Этот неудачник все еще говорил о том, что «можно», а чего «нельзя». Простосердечный вспомогательный глагол «мочь» то и дело слетал с его языка. Он заключал в себе моральный принцип: товарищи всегда могут договориться, что «можно», а чего «нельзя». Но искусство может все, на что оно способно, и чтобы эту способность обрести, оно не признает запретов. В сокращенном виде эта формула звучит так: искусству дозволено все. Обыватели еще могут спорить по этому поводу — для нас, граждан мира, это нечто само собой разумеющееся.
А художник? Искусство сегодня персонализировано: что дозволено искусству, то дозволено и художнику. Ему, стало быть, остается только утверждать, к примеру, перед судом: все, что он сделал, он должен был сделать. Если бы ему сказали, что так поступать нельзя, он ответил бы неопровержимым возражением: он мог это сделать, тем более что тут замешана женщина. Мелочный и скучный вопрос о морали отступает перед вопросом о потенции, заполняющим страницы газет. Что мужчина может дать женщине, то ему и позволено. Или: разве у нее нет собственной воли? Разве она не сама решает, как ей поступить? Вот ловушка, которую доброжелательный феминизм ставит такой женщине, как Ялука, а мужчину, вроде тебя, освобождает от ответственности.
Ты видел эту женщину. Ее муж не без гордости представил ее тебе. А увидев ее глазами художника, ты согласился «еще раз попытаться создать что-нибудь в духе фигурного искусства», и по-товарищески попросил Хельмута «не выдавать» тебя — ты делаешь это под его ответственность. Полдюжины сеансов вполне хватит, он получит свой «подарок» вовремя.
За второй бутылкой Pinot grigio ты признался, что действительно употребил слово «подарок». К тому времени мы уже разделались с закуской и салатом «рукола», скоро должны были подать чудо из трюфелей. «Подарок»! Просто удивительно, как дьявол играет с нашими языками.
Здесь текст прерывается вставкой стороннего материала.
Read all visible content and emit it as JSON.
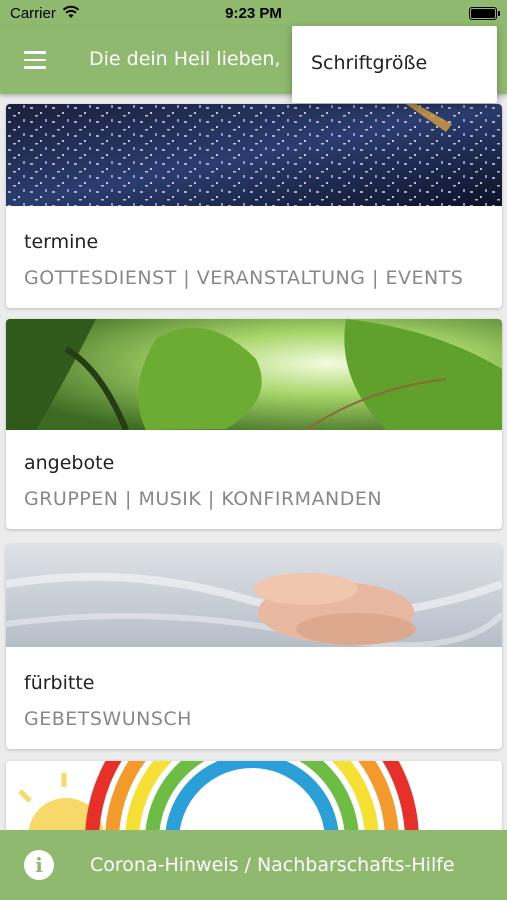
{
  "status_bar": {
    "carrier": "Carrier",
    "time": "9:23 PM"
  },
  "app_bar": {
    "title": "Die dein Heil lieben,"
  },
  "overflow_menu": {
    "items": [
      {
        "label": "Schriftgröße"
      }
    ]
  },
  "cards": [
    {
      "title": "termine",
      "subtitle": "GOTTESDIENST | VERANSTALTUNG | EVENTS",
      "image": "confetti-concert-photo"
    },
    {
      "title": "angebote",
      "subtitle": "GRUPPEN | MUSIK | KONFIRMANDEN",
      "image": "green-leaves-photo"
    },
    {
      "title": "fürbitte",
      "subtitle": "GEBETSWUNSCH",
      "image": "praying-hands-photo"
    },
    {
      "title": "",
      "subtitle": "",
      "image": "rainbow-sun-illustration"
    }
  ],
  "bottom_bar": {
    "label": "Corona-Hinweis / Nachbarschafts-Hilfe",
    "icon": "info-icon"
  },
  "colors": {
    "accent": "#8fb96f",
    "card_bg": "#ffffff",
    "subtitle": "#888888"
  }
}
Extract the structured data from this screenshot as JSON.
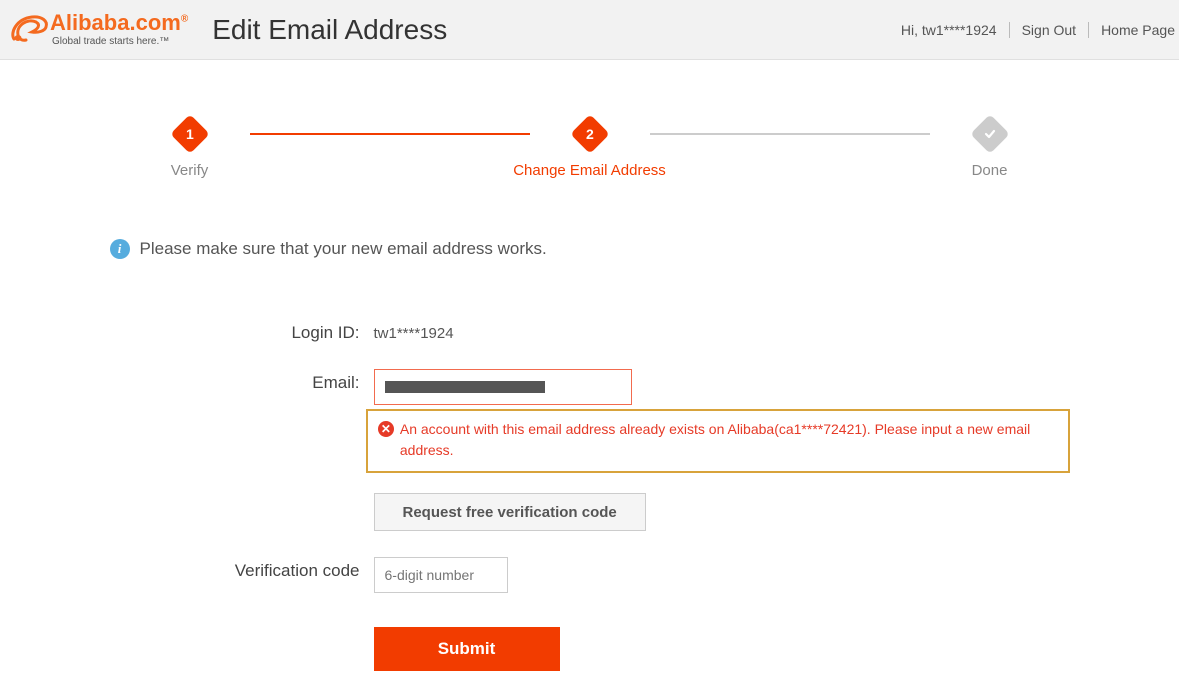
{
  "header": {
    "logo_main": "Alibaba",
    "logo_com": ".com",
    "logo_r": "®",
    "logo_tagline": "Global trade starts here.™",
    "page_title": "Edit Email Address",
    "greeting": "Hi, tw1****1924",
    "sign_out": "Sign Out",
    "home_page": "Home Page"
  },
  "stepper": {
    "step1_num": "1",
    "step1_label": "Verify",
    "step2_num": "2",
    "step2_label": "Change Email Address",
    "step3_label": "Done"
  },
  "info_note": "Please make sure that your new email address works.",
  "form": {
    "login_id_label": "Login ID:",
    "login_id_value": "tw1****1924",
    "email_label": "Email:",
    "error_message": "An account with this email address already exists on Alibaba(ca1****72421). Please input a new email address.",
    "request_code_btn": "Request free verification code",
    "verification_label": "Verification code",
    "verification_placeholder": "6-digit number",
    "submit_btn": "Submit"
  }
}
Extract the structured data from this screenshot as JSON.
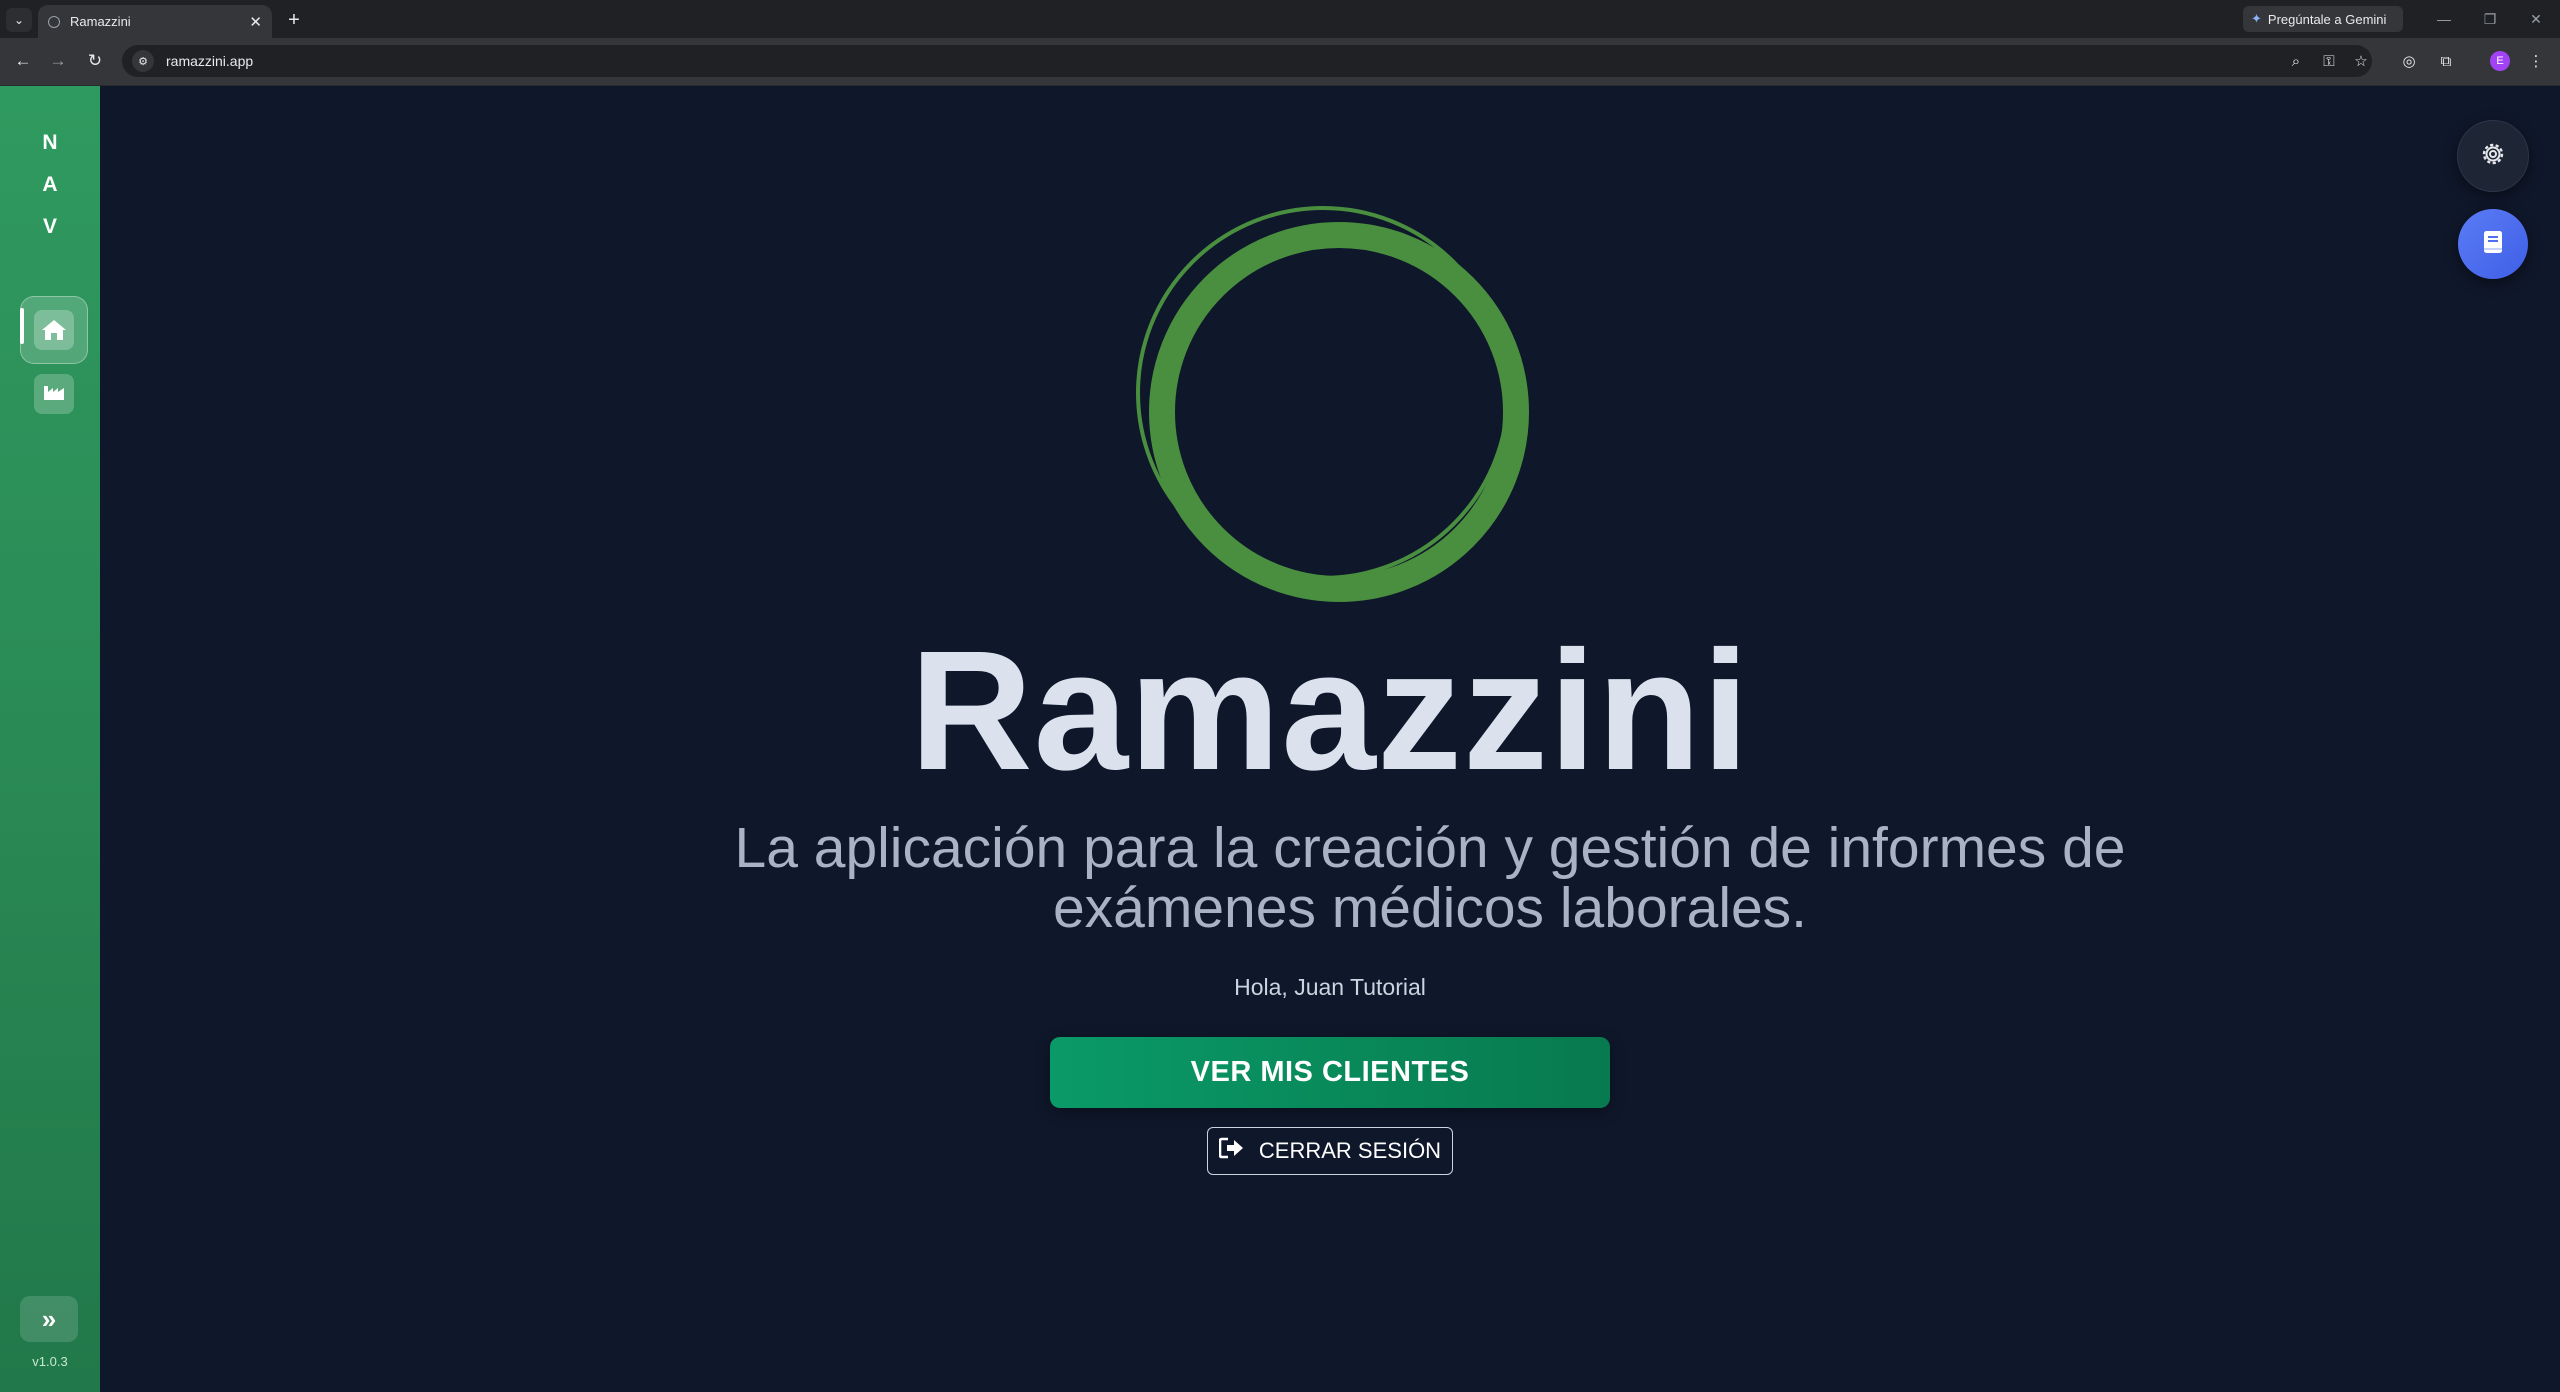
{
  "browser": {
    "tab_title": "Ramazzini",
    "tab_close": "✕",
    "new_tab": "+",
    "gemini_label": "Pregúntale a Gemini",
    "url": "ramazzini.app",
    "profile_initial": "E"
  },
  "sidebar": {
    "nav_letters": [
      "N",
      "A",
      "V"
    ],
    "items": [
      {
        "icon": "home-icon",
        "active": true
      },
      {
        "icon": "factory-icon",
        "active": false
      }
    ],
    "expand_icon": "»",
    "version": "v1.0.3"
  },
  "main": {
    "brand": "Ramazzini",
    "tagline_line1": "La aplicación para la creación y gestión de informes de",
    "tagline_line2": "exámenes médicos laborales.",
    "greeting": "Hola, Juan Tutorial",
    "primary_button": "VER MIS CLIENTES",
    "logout_button": "CERRAR SESIÓN"
  },
  "colors": {
    "background": "#0f172a",
    "sidebar": "#2a8a55",
    "logo_ring": "#4a8f3f",
    "primary_button": "#0a9a68",
    "fab_book": "#4f6ef0"
  }
}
Она позировала тебе только в первый раз, во второй она уже «принимала совсем другие позы, лежа», как грубовато выразился мой коллега из другой газеты. И тебе пришлось признать, что эти пачкуны были правы. «А что мне было делать? — сказал ты. — Когда она сидела передо мной, я видел в ней живое воплощение дочери степей, а не мрачную особу, какой ее представил мне Хельмут X. Не сочти за пошлость, но она потребовала от меня, если ты меня понимаешь, всего, на что я был способен!»
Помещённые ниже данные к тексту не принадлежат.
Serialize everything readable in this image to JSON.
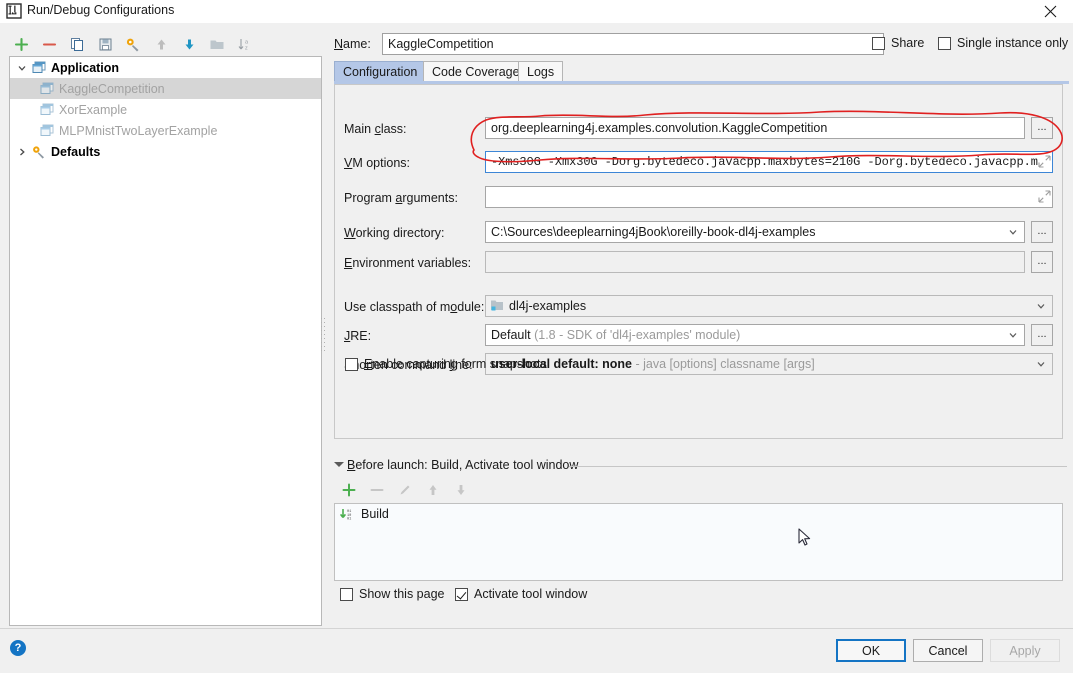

Твое «ты» звучало еще непристойнее, чем твои признания, оно пахло не солидарностью обитателей «Шмелей», а тем свинарником, в котором ты общался со своими собутыльниками из сферы политики и бизнеса: они почитали за честь перейти с художником на «ты». Бог ты мой, даже среди этих героев булавочных уколов находился такой, что скакал, как жеребец, и мало-помалу добивался звания художника, если умел улаживать финансовые вопросы. Доверчивым покровителям и собутыльникам хотелось узнать, как это тебе удается при таких мужских способностях заниматься еще и живописью. Но ты должен был это делать, пусть даже спермой.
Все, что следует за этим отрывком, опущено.